Засыпал Артист, как и положено влюбленному, позже своих соседей. В тиши ночной камеры он как бы повторно прослушивал всё, что было спето ему Людмилой за прошедший день. Он снова и снова вникал в слова арий, романсов и каватин, в которых прямо или косвенно говорилось об ее любви к нему. Каким именем она его при этом называет, теперь уже не имело значения. Музыкальные диалоги нередко продолжались и в сновидениях. Правда, в них они чаще всего обрывались болезненно и резко благодаря чьему–то грубому и насильственному вмешательству. Тогда Артист просыпался с чувством ноющей тоски, которая долго потом не проходила. Сны–то были, несомненно, вещими. В них отражалось сознание полнейшей неизбежности того, что страстный дуэт двух незнакомых влюбленных будет вот–вот оборван.

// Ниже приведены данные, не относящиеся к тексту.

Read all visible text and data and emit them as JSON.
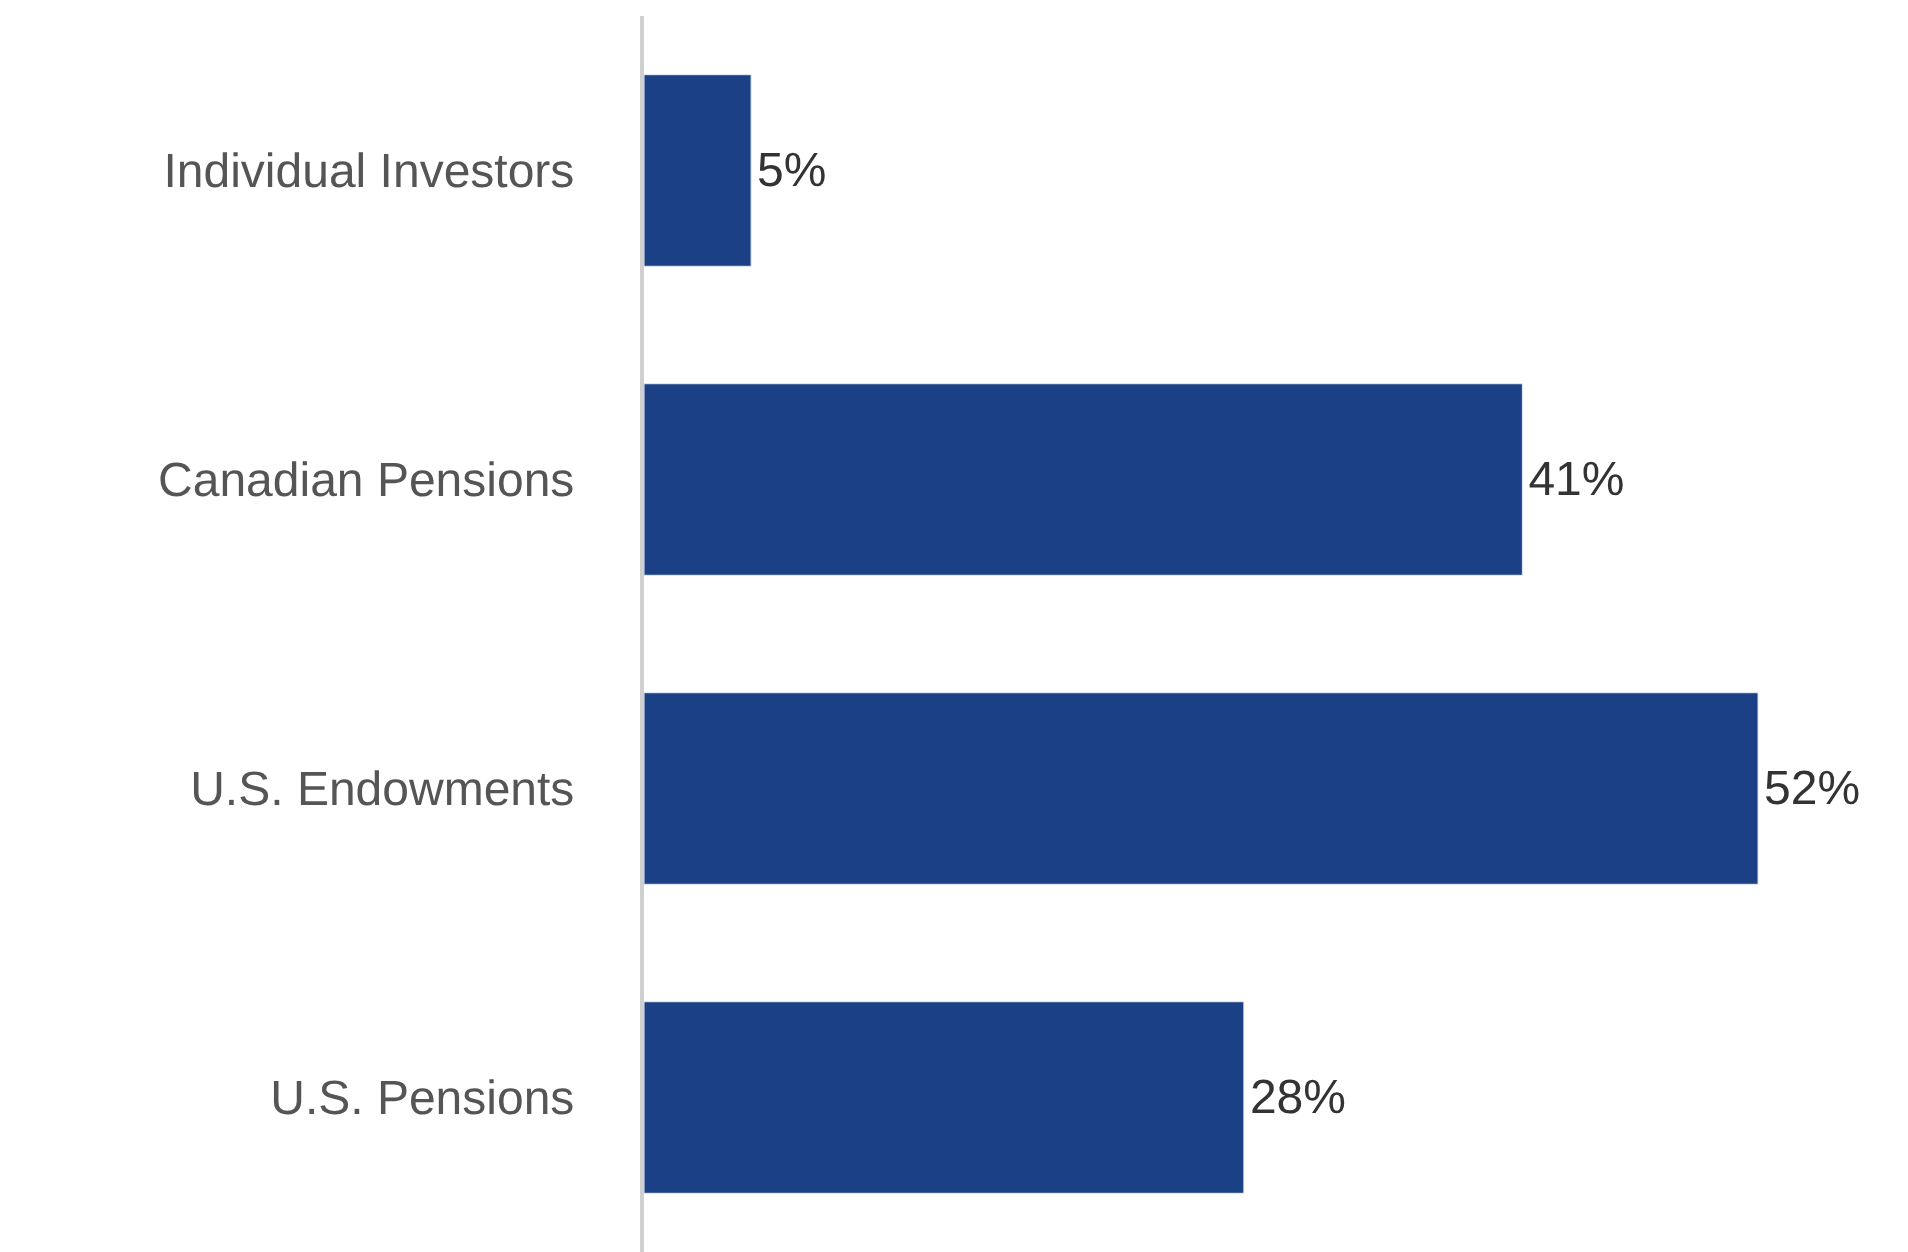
{
  "chart_data": {
    "type": "bar",
    "orientation": "horizontal",
    "categories": [
      "Individual Investors",
      "Canadian Pensions",
      "U.S. Endowments",
      "U.S. Pensions"
    ],
    "values": [
      5,
      41,
      52,
      28
    ],
    "value_labels": [
      "5%",
      "41%",
      "52%",
      "28%"
    ],
    "color": "#1b4086",
    "xlim": [
      0,
      59
    ],
    "tick_labels": "y",
    "legend": false
  }
}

Шла уже четвертая ночь пребывания Званцева в камере этой пересылки. Как и в предыдущие ночи, он обдумывал сейчас, с чего начать ему завтра свой каждодневный разговор с Людмилой. Это она сделала как бы его привилегией, никогда не начиная петь первой. Возможно, Костромина выражала таким образом признание его таланта и старшинства как исполнителя, а может быть, просто хотела, чтобы своим вступлением он давал как бы ключ к выбору ею ответа. Истинно женская психика не только мирится с приоритетом мужчины в вопросах всякой инициативы, но и стремится утвердить этот приоритет даже там, где его фактически нет.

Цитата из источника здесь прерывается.